Não resta
dúvida de que o burburinho midiático que se seguiu – e até antecedeu – ao lançamento
do romance Barba ensopada de sangue acabou criando uma necessidade urgente
de referendá-lo desde já como potencial candidato a história do ano – quiçá de
uma geração. Era uma tentação que se justificava também pela alta expectativa
que nasce a cada novo trabalho do paulistano Daniel Galera, autor de Cachalote
e Mãos
de cavalo.
Assentada
a poeira da novidade, porém, às vozes que saudaram o quarto romance do escritor
com pouco mais que entusiasmo e histeria, misturaram-se outras, talvez mais
preocupadas em entender como todo o virtuosismo estilístico do autor não foi
suficiente para impedir que Barba ensopada não se confirmasse como
a grande aposta literária.
O livro narra
a história de um professor de educação física gaúcho que sai à procura do avô, morto
em Garopaba, no litoral de Santa Catarina. Sem nome mencionado ao longo dos
acontecimentos, o protagonista, incapaz de reter o rosto das pessoas por mais
de alguns minutos por causa de um problema neurológico, dedica-se a investigar,
então, as razões por trás do assassinato de Gaudério, o avô paterno.
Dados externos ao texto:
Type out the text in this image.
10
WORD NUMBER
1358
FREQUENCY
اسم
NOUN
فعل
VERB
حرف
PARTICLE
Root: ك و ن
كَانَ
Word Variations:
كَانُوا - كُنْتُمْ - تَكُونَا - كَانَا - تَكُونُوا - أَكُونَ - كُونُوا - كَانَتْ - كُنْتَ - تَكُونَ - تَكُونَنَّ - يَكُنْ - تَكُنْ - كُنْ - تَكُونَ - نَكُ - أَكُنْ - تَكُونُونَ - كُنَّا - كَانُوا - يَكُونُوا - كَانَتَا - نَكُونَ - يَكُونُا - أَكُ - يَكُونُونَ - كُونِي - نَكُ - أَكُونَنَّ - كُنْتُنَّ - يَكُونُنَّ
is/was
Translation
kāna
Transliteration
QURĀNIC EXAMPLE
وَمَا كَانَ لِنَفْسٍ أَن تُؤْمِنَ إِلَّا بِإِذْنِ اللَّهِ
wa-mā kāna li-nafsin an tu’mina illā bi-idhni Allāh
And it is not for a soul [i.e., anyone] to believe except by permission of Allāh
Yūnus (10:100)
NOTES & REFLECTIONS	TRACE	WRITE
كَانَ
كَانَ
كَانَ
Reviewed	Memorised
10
O fato que
desencadeia essa busca é igualmente traumático: o suicídio do pai, que, de
espólio, lhe deixa uma cachorra.
Da
relação com Beta, a cachorra, nascerá o estopim dramático do romance. Em linha
reta, trata-se, portanto, da trajetória de um personagem, inserido em ambiente claramente
hostil, a vila de pescadores de Garopaba, à procura de informações que possam
ajudar a construir um mosaico de significados para si. A hostilidade é herança
da espantosa semelhança que tem com o avô, figura pouco querida na localidade. Redescobrir
o mapa fisionômico do velho é também recriar a própria história. Reside aqui parte
do apelo da obra: o jogo de espelhos que se cria entre as três personagens
masculinas: avô, pai e filho, cujas vidas se entrecruzam subterraneamente.
A favor
de Barba
ensopada, há ainda a altíssima voltagem dramática de muitas passagens, diálogos
afiados, o carisma dos personagens e a linguagem fluida, com pleno domínio
técnico de Galera. A desfavor, a superabundância de descrições digressivas, responsáveis
por fazê-lo desnecessariamente comprido – ou, como disse um crítico, “uma
caricatura de romance de fôlego”. De fato, suprimidas as cenas com pouco ou
nenhuma relevância, restariam pouco mais de duas centenas de páginas.
A impressão,
que jamais arrefece, é de que passeios de barco, mergulhos no mar e conversas
fortuitas com nativos poderiam ser resumidos, apenas sugeridos ou rearranjados,
de modo a não criarem essa gordura, que termina por emperrar a leitura. É um
sentimento frustrante desejar saltar trechos inteiros cirurgicamente descritivos
de fauna e flora para chegar ao que interessa de fato.
É o caso
do encontro com o cantor nativista Índio Mascarenhas e o protagonista, que só
ocorre depois de percorrida toda a diversidade de atrações que se apresentarão
na feira de Garopaba e conhecida a infinidade de sortimentos das banquinhas de
doces e salgados à exposição. E também a primeira vez em que o herói sem nome
resolve pescar com o arpão que ganhou de um amigo, cena que, depois se
descobrirá, não tem nenhuma função narrativa evidente. Como essas, há outras
tantas passagens em Barba ensopada.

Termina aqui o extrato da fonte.